ML or NJ-MCL? A comparison between two robust phylogenetic methods (original) (raw)

Large-scale gene sequencing gives an opportunity to reconstruct the tree of life and histories of multigene species phylogenies from very large datasets. A primary need for reconstructing large-scale phylogenies is a computationally efficient and accurate method. Current efforts to achieve such a goal include NJ-MCL 2 described by Tamura et al. (2004; 2007), an algorithm based on maximum likelihood (ML) and neighbor joining (NJ) algorithms.

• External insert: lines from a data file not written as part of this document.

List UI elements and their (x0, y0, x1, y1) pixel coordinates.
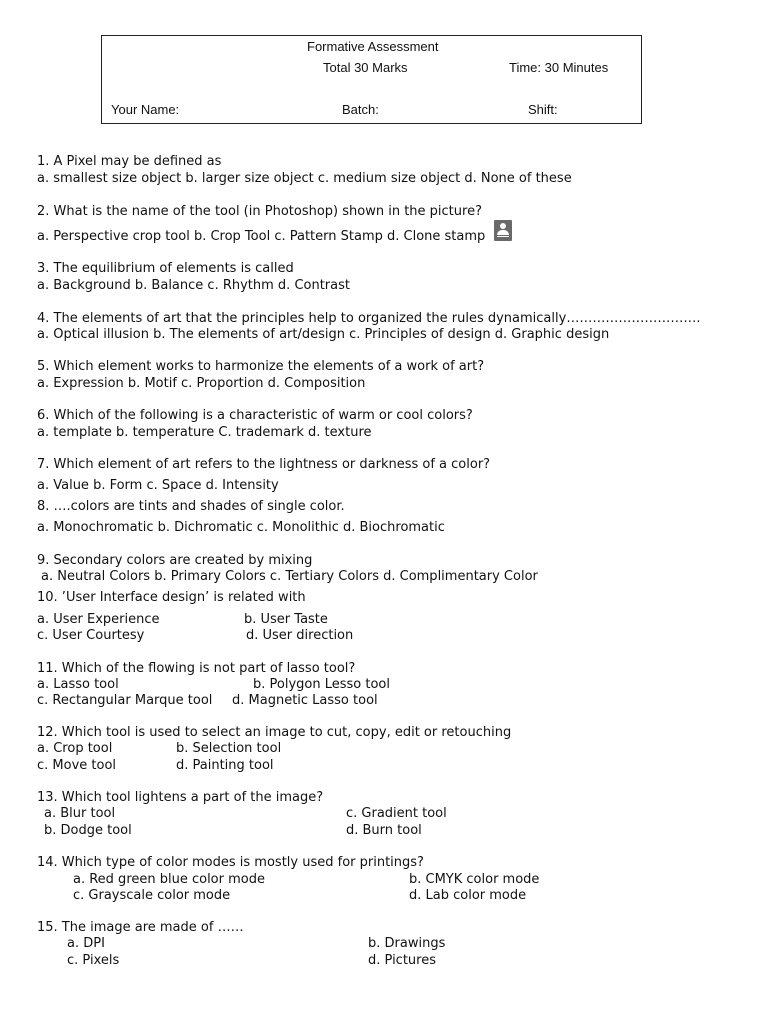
question-9: 9. Secondary colors are created by mixing (37, 553, 313, 568)
stamp-tool-icon (494, 220, 512, 241)
question-15-option-a: a. DPI (67, 936, 105, 951)
question-1: 1. A Pixel may be defined as (37, 154, 222, 169)
header-total-marks: Total 30 Marks (323, 60, 408, 75)
question-12-option-b: b. Selection tool (176, 741, 282, 756)
header-name-label: Your Name: (111, 102, 180, 117)
question-13-option-a: a. Blur tool (44, 806, 116, 821)
question-10-option-b: b. User Taste (244, 612, 328, 627)
question-11-option-c: c. Rectangular Marque tool (37, 693, 213, 708)
question-5: 5. Which element works to harmonize the elements of a work of art? (37, 359, 485, 374)
question-10-option-a: a. User Experience (37, 612, 160, 627)
question-13: 13. Which tool lightens a part of the image? (37, 790, 324, 805)
question-12-option-d: d. Painting tool (176, 758, 274, 773)
question-12-option-c: c. Move tool (37, 758, 117, 773)
question-14-option-b: b. CMYK color mode (409, 872, 540, 887)
question-9-options: a. Neutral Colors b. Primary Colors c. Tertiary Colors d. Complimentary Color (41, 569, 538, 584)
question-11: 11. Which of the flowing is not part of lasso tool? (37, 661, 356, 676)
question-14-option-c: c. Grayscale color mode (73, 888, 231, 903)
question-14-option-a: a. Red green blue color mode (73, 872, 265, 887)
question-10-option-d: d. User direction (246, 628, 354, 643)
question-8: 8. ….colors are tints and shades of single color. (37, 499, 345, 514)
header-batch-label: Batch: (342, 102, 379, 117)
question-13-option-b: b. Dodge tool (44, 823, 132, 838)
question-12: 12. Which tool is used to select an image to cut, copy, edit or retouching (37, 725, 512, 740)
question-11-option-b: b. Polygon Lesso tool (253, 677, 390, 692)
question-6: 6. Which of the following is a characteristic of warm or cool colors? (37, 408, 473, 423)
question-10: 10. ’User Interface design’ is related with (37, 590, 306, 605)
question-14-option-d: d. Lab color mode (409, 888, 527, 903)
header-title: Formative Assessment (307, 39, 439, 54)
question-15: 15. The image are made of …… (37, 920, 244, 935)
question-3: 3. The equilibrium of elements is called (37, 261, 294, 276)
question-15-option-c: c. Pixels (67, 953, 120, 968)
question-8-options: a. Monochromatic b. Dichromatic c. Monolithic d. Biochromatic (37, 520, 445, 535)
question-11-option-a: a. Lasso tool (37, 677, 119, 692)
question-12-option-a: a. Crop tool (37, 741, 113, 756)
header-time: Time: 30 Minutes (509, 60, 609, 75)
question-11-option-d: d. Magnetic Lasso tool (232, 693, 378, 708)
question-4-options: a. Optical illusion b. The elements of art/design c. Principles of design d. Graphic design (37, 327, 610, 342)
question-2-options: a. Perspective crop tool b. Crop Tool c. Pattern Stamp d. Clone stamp (37, 229, 486, 244)
question-1-options: a. smallest size object b. larger size object c. medium size object d. None of these (37, 171, 572, 186)
question-6-options: a. template b. temperature C. trademark d. texture (37, 425, 372, 440)
assessment-header-box (101, 35, 642, 124)
question-13-option-d: d. Burn tool (346, 823, 422, 838)
question-3-options: a. Background b. Balance c. Rhythm d. Contrast (37, 278, 350, 293)
question-10-option-c: c. User Courtesy (37, 628, 145, 643)
question-14: 14. Which type of color modes is mostly used for printings? (37, 855, 424, 870)
question-13-option-c: c. Gradient tool (346, 806, 447, 821)
question-4: 4. The elements of art that the principles help to organized the rules dynamically…………………………. (37, 311, 701, 326)
question-15-option-b: b. Drawings (368, 936, 446, 951)
question-2: 2. What is the name of the tool (in Photoshop) shown in the picture? (37, 204, 482, 219)
question-5-options: a. Expression b. Motif c. Proportion d. Composition (37, 376, 366, 391)
question-7-options: a. Value b. Form c. Space d. Intensity (37, 478, 279, 493)
question-15-option-d: d. Pictures (368, 953, 436, 968)
header-shift-label: Shift: (528, 102, 558, 117)
question-7: 7. Which element of art refers to the lightness or darkness of a color? (37, 457, 491, 472)
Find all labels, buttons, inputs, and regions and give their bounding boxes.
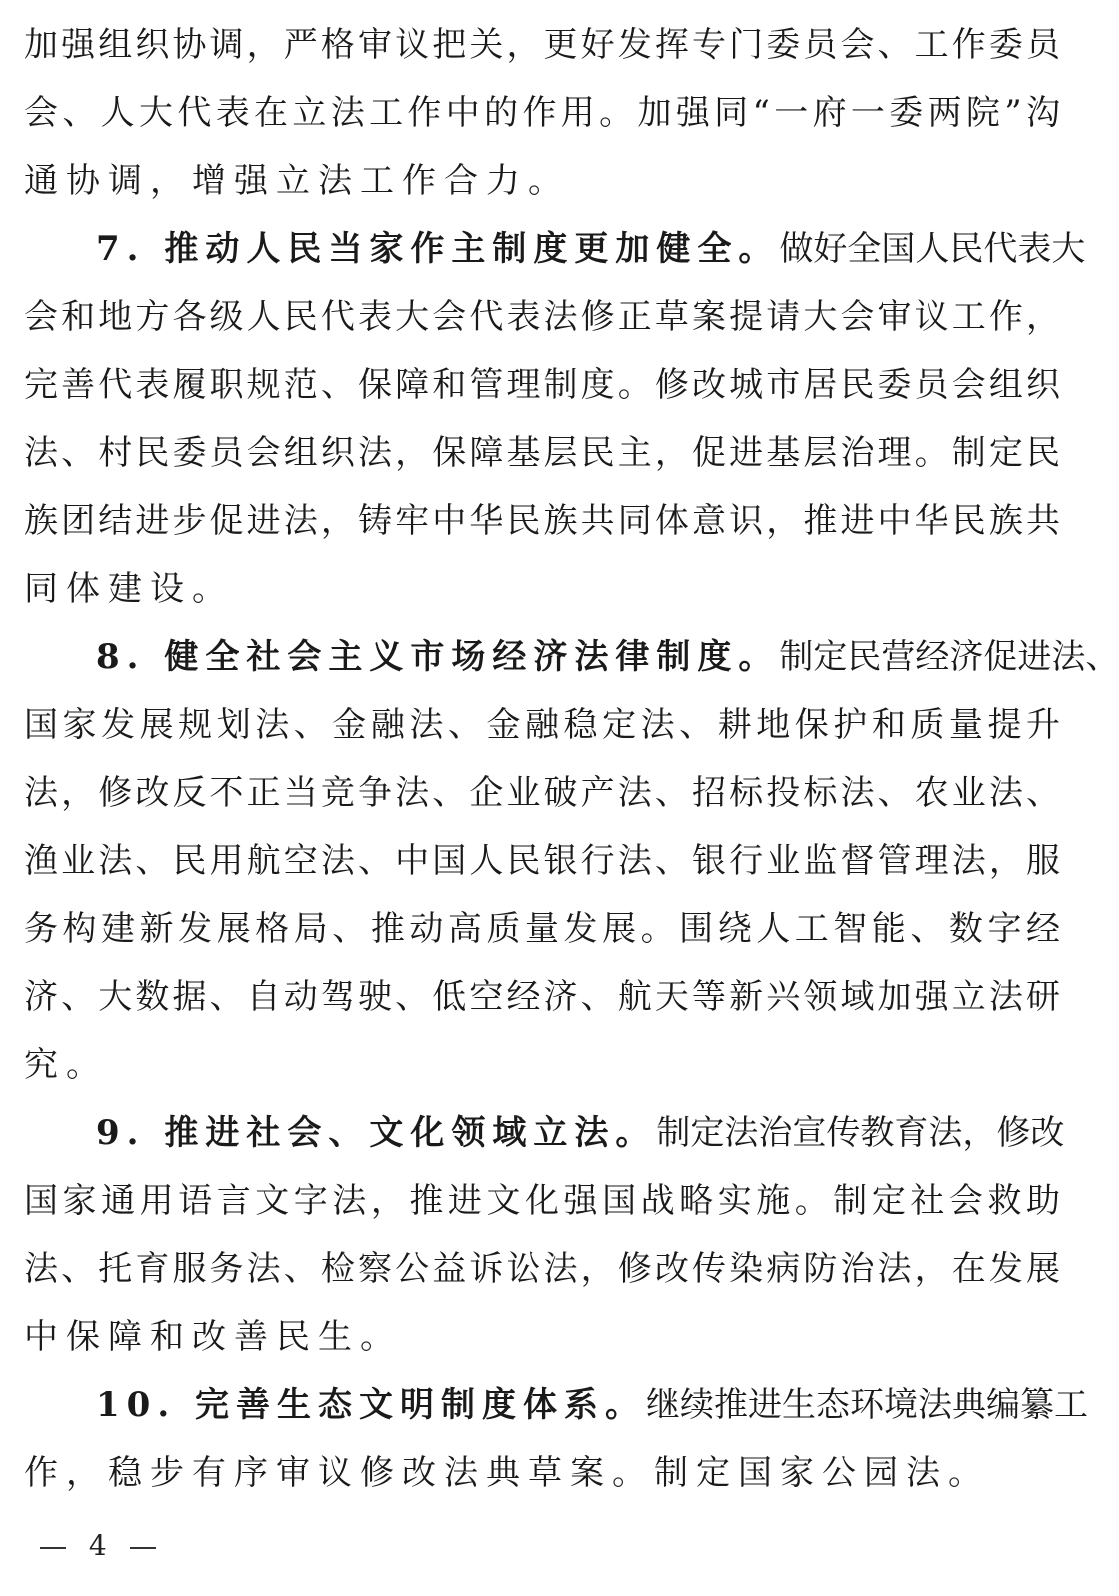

Although it has been reported that the NJ-MCL method performs better than the NJ method, studies comparing the accuracy of the ML and NJ-MCL methods are lacking. Here, accuracy of the NJ-MCL and the ML methods are examined. The concatenation approach (by progressive addition of genes) is used in a biologically realistic computer simulation to infer the accuracy of the methods. Simulation results clearly show that although NJ-MCL is computationally efficient and outperforms NJ method, the ML method is clearly much more accurate than the NJ-MCL method. The results encourage the use of the ML algorithm where datasets include up to several hundred species, but for reconstructing grand-scale phylogenies (i.e., where several thousand of taxa are included) NJ-MCL is preferred.